The ensemble cast that Anderson has pulled together for Moonrise Kingdom is superb, with each character a cog in the film's clockwork, ticking away until the time comes for them to moves the gears of the story along. Bruce Willis, Edward Norton, Bill Murray and Frances McDormand perfectly embody their small-town characters, each happily contented to live in their own small world until Suzy Bishop and Sam Shakusky, two runaway children, turn the quiet lives of the inhabitants of New Penzance upside down.
A film with a cast that includes names like Willis, Norton, Murray and McDormand would usually tell a story that focuses squarely on the characters played by actors of their stature, but Moonrise Kingdom's story is that of those two runaway children. Anderson found two spectacular talents in Kara Hayward and Jared Gilman. The preteens are not only immensely gifted as actors, but they approach their characters in an unassuming way, giving the audience the feeling that we're watching two kids who believe they are in love playing out life as if they were adults. Hayward and Gilman each have just one item — Moonrise Kingdom — on their IMDb resumés, allowing them to perform unburdened by any previous roles. The audience only knows them as Suzy and Sam, social outcasts who may not completely understand the other, but know almost instantly that they belong together.
Films don't often rely on child actors to carry their stories. You end up with movies like Hugo where the actor playing Hugo looked like he was lost the entire time or Extremely Loud and Incredibly Close where the actor playing Oskar basically crashed his way through the movie, substituting quantity of performance for quality of performance. Hayward and Gilman are the opposite of those cases. In Moonrise Kingdom, Anderson has coached the two young talents to performances that are eccentric yet confident. There are adult actors getting to paid to be in movies right now who haven't gifted filmgoers with characters as strong as Hayward and Gilman's Suzy and Sam.
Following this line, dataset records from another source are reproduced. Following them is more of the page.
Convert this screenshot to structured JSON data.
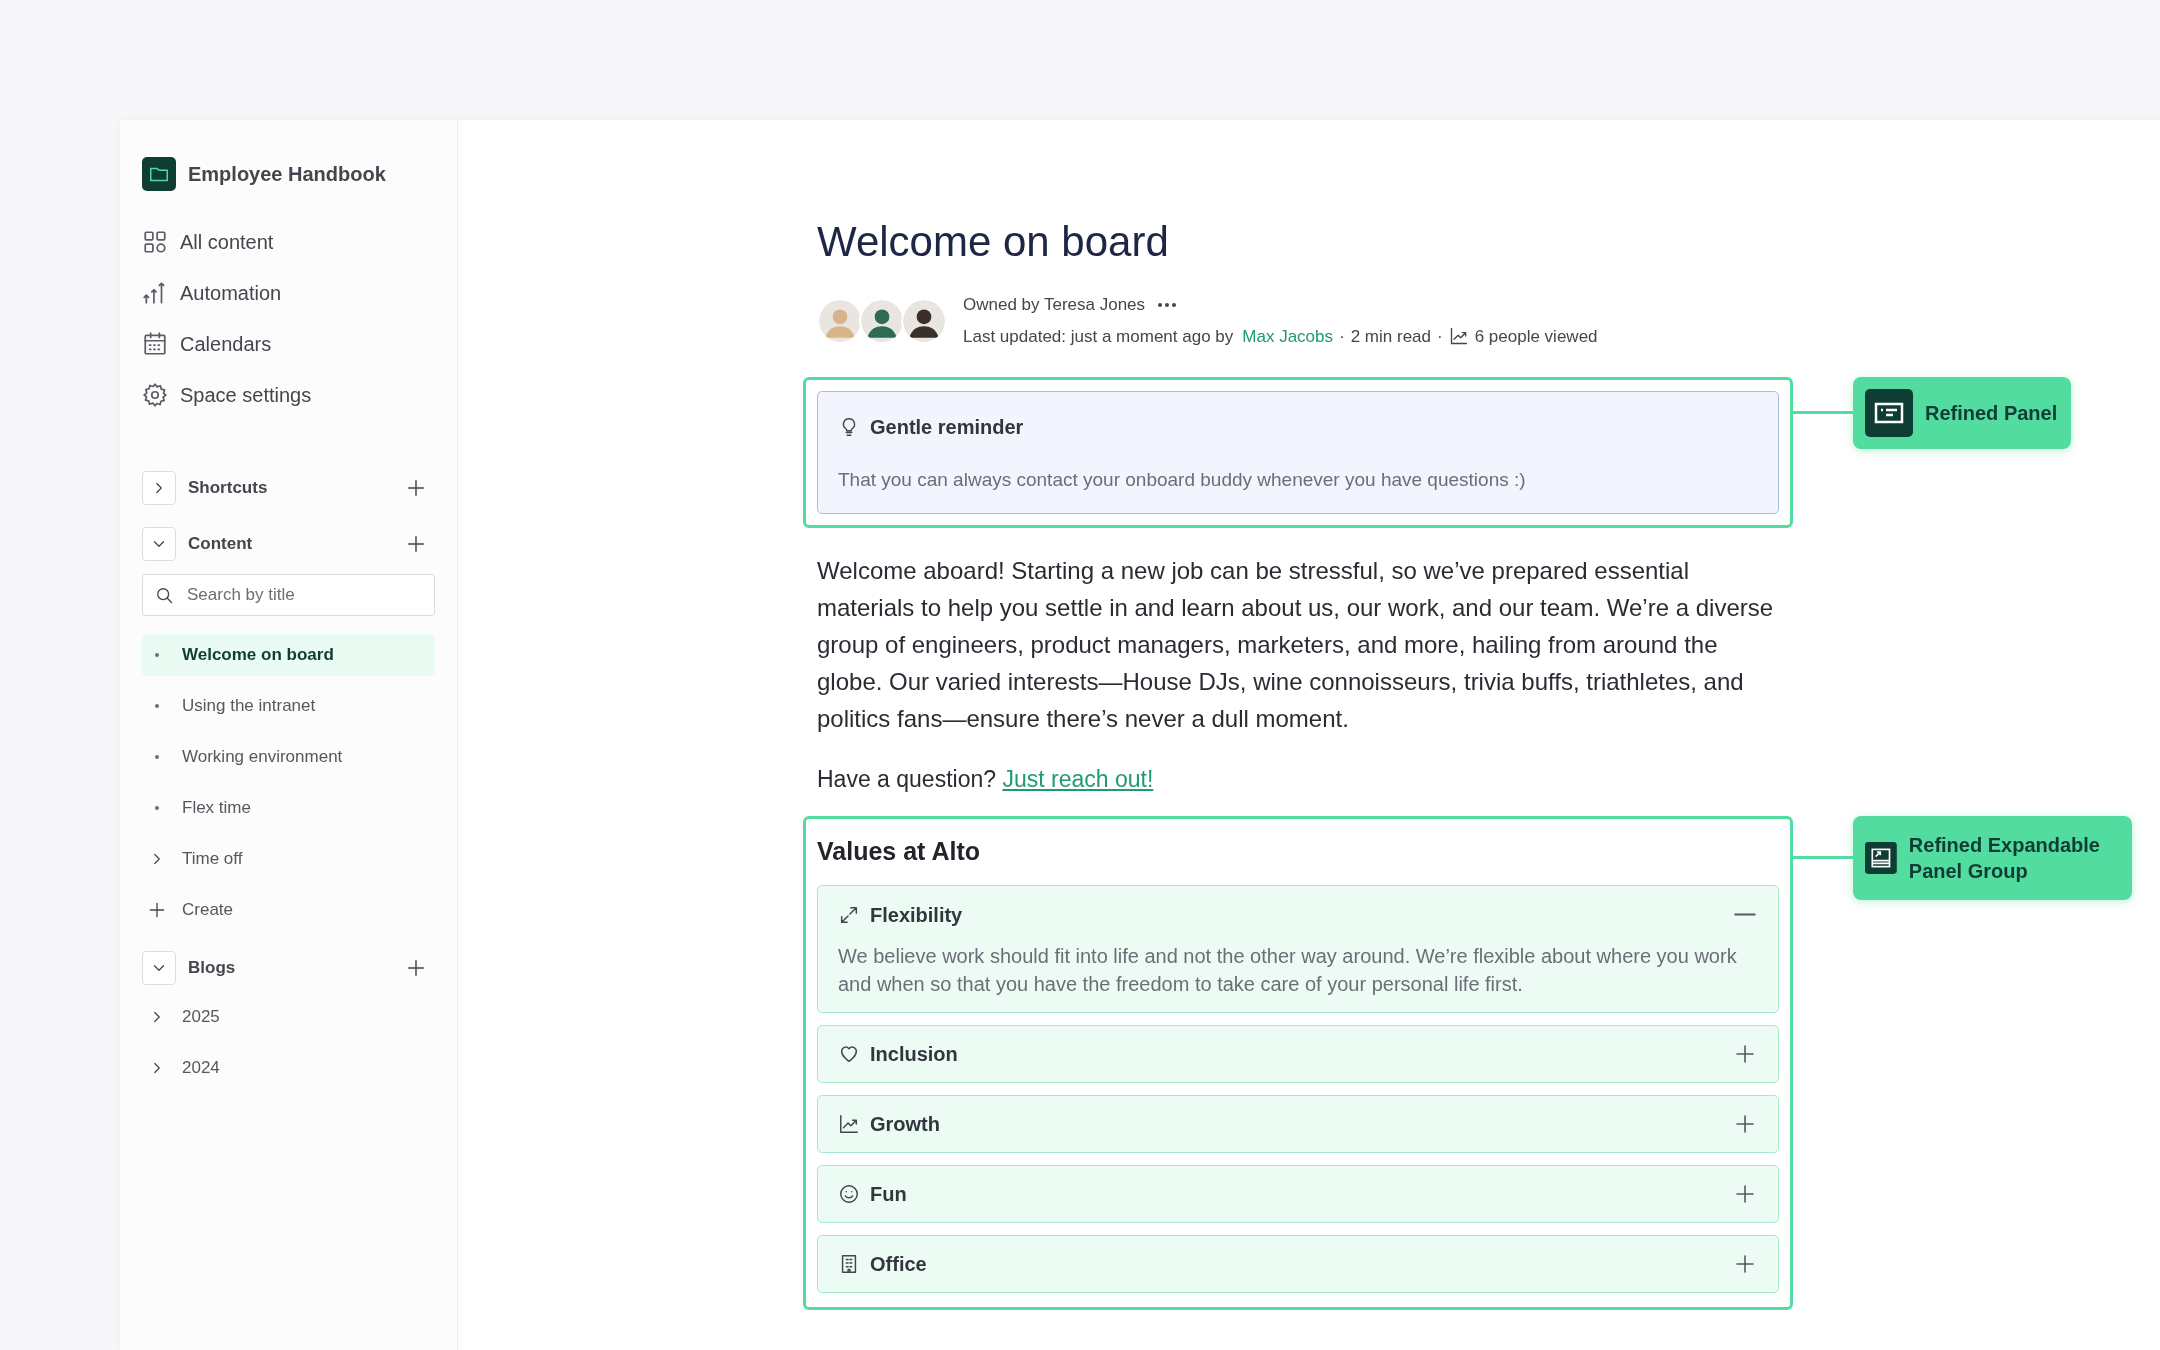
{
  "sidebar": {
    "space_title": "Employee Handbook",
    "nav": [
      {
        "label": "All content"
      },
      {
        "label": "Automation"
      },
      {
        "label": "Calendars"
      },
      {
        "label": "Space settings"
      }
    ],
    "sections": [
      {
        "label": "Shortcuts",
        "expanded": false
      },
      {
        "label": "Content",
        "expanded": true,
        "search": {
          "placeholder": "Search by title"
        },
        "items": [
          {
            "kind": "page",
            "label": "Welcome on board",
            "selected": true
          },
          {
            "kind": "page",
            "label": "Using the intranet",
            "selected": false
          },
          {
            "kind": "page",
            "label": "Working environment",
            "selected": false
          },
          {
            "kind": "page",
            "label": "Flex time",
            "selected": false
          },
          {
            "kind": "folder",
            "label": "Time off",
            "selected": false
          },
          {
            "kind": "create",
            "label": "Create",
            "selected": false
          }
        ]
      },
      {
        "label": "Blogs",
        "expanded": true,
        "items": [
          {
            "kind": "folder",
            "label": "2025",
            "selected": false
          },
          {
            "kind": "folder",
            "label": "2024",
            "selected": false
          }
        ]
      }
    ]
  },
  "page": {
    "title": "Welcome on board",
    "owner": "Owned by Teresa Jones",
    "meta": [
      {
        "kind": "text",
        "text": "Last updated: just a moment ago by"
      },
      {
        "kind": "link",
        "text": "Max Jacobs"
      },
      {
        "kind": "sep",
        "text": "·"
      },
      {
        "kind": "text",
        "text": "2 min read"
      },
      {
        "kind": "sep",
        "text": "·"
      },
      {
        "kind": "views",
        "text": "6 people viewed"
      }
    ],
    "reminder_panel": {
      "title": "Gentle reminder",
      "body": "That you can always contact your onboard buddy whenever you have questions :)",
      "annotation": "Refined Panel"
    },
    "intro": "Welcome aboard! Starting a new job can be stressful, so we’ve prepared essential materials to help you settle in and learn about us, our work, and our team. We’re a diverse group of engineers, product managers, marketers, and more, hailing from around the globe. Our varied interests—House DJs, wine connoisseurs, trivia buffs, triathletes, and politics fans—ensure there’s never a dull moment.",
    "question": {
      "text": "Have a question?",
      "link": "Just reach out!"
    },
    "values_group": {
      "title": "Values at Alto",
      "annotation": "Refined Expandable Panel Group",
      "panels": [
        {
          "title": "Flexibility",
          "expanded": true,
          "body": "We believe work should fit into life and not the other way around. We’re flexible about where you work and when so that you have the freedom to take care of your personal life first."
        },
        {
          "title": "Inclusion",
          "expanded": false
        },
        {
          "title": "Growth",
          "expanded": false
        },
        {
          "title": "Fun",
          "expanded": false
        },
        {
          "title": "Office",
          "expanded": false
        }
      ]
    }
  }
}
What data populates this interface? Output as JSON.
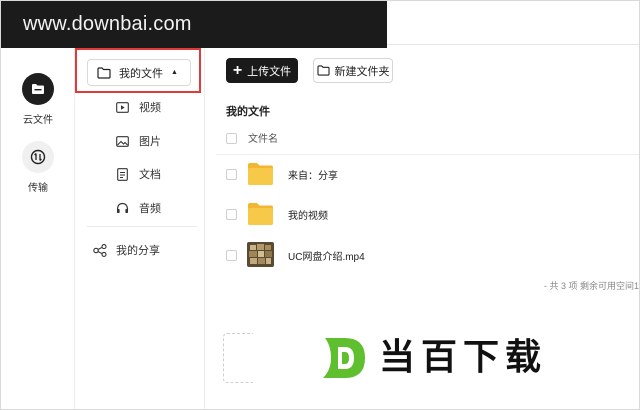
{
  "watermark": {
    "site": "www.downbai.com",
    "logo_text": "当百下载"
  },
  "rail": {
    "items": [
      {
        "label": "云文件",
        "icon": "folder-icon",
        "active": true
      },
      {
        "label": "传输",
        "icon": "transfer-icon",
        "active": false
      }
    ]
  },
  "sidebar": {
    "root": {
      "label": "我的文件",
      "icon": "folder-outline-icon",
      "expanded": true
    },
    "categories": [
      {
        "label": "视频",
        "icon": "video-icon"
      },
      {
        "label": "图片",
        "icon": "image-icon"
      },
      {
        "label": "文档",
        "icon": "document-icon"
      },
      {
        "label": "音频",
        "icon": "headphones-icon"
      }
    ],
    "share": {
      "label": "我的分享",
      "icon": "share-icon"
    }
  },
  "toolbar": {
    "upload_label": "上传文件",
    "new_folder_label": "新建文件夹"
  },
  "main": {
    "breadcrumb": "我的文件",
    "column_header": "文件名",
    "files": [
      {
        "name": "来自：分享",
        "type": "folder"
      },
      {
        "name": "我的视频",
        "type": "folder"
      },
      {
        "name": "UC网盘介绍.mp4",
        "type": "video"
      }
    ],
    "footer_text": "- 共 3 项 剩余可用空间1"
  },
  "colors": {
    "accent_dark": "#1a1a1a",
    "folder_yellow": "#f7c23a",
    "highlight_red": "#e03a3a",
    "logo_green": "#5fbf2f"
  }
}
In typical Anderson fashion, Moonrise Kingdom drifts in and out of a retro dream state, colors becoming washed out while accompanied by a soundtrack that invokes a pseudo nostalgia, a nostalgia for a time and a place that we've never actually known. Anderson excels in this arena, fine-tuning over the years his ability to delve into the hearts and memories of audiences and bind them to the story he has to tell.
Moonrise Kingdom is a quiet masterpiece, a gem hidden in a summer season filled with movies that have a ton of flash but little substance. We're lucky to have found this gem.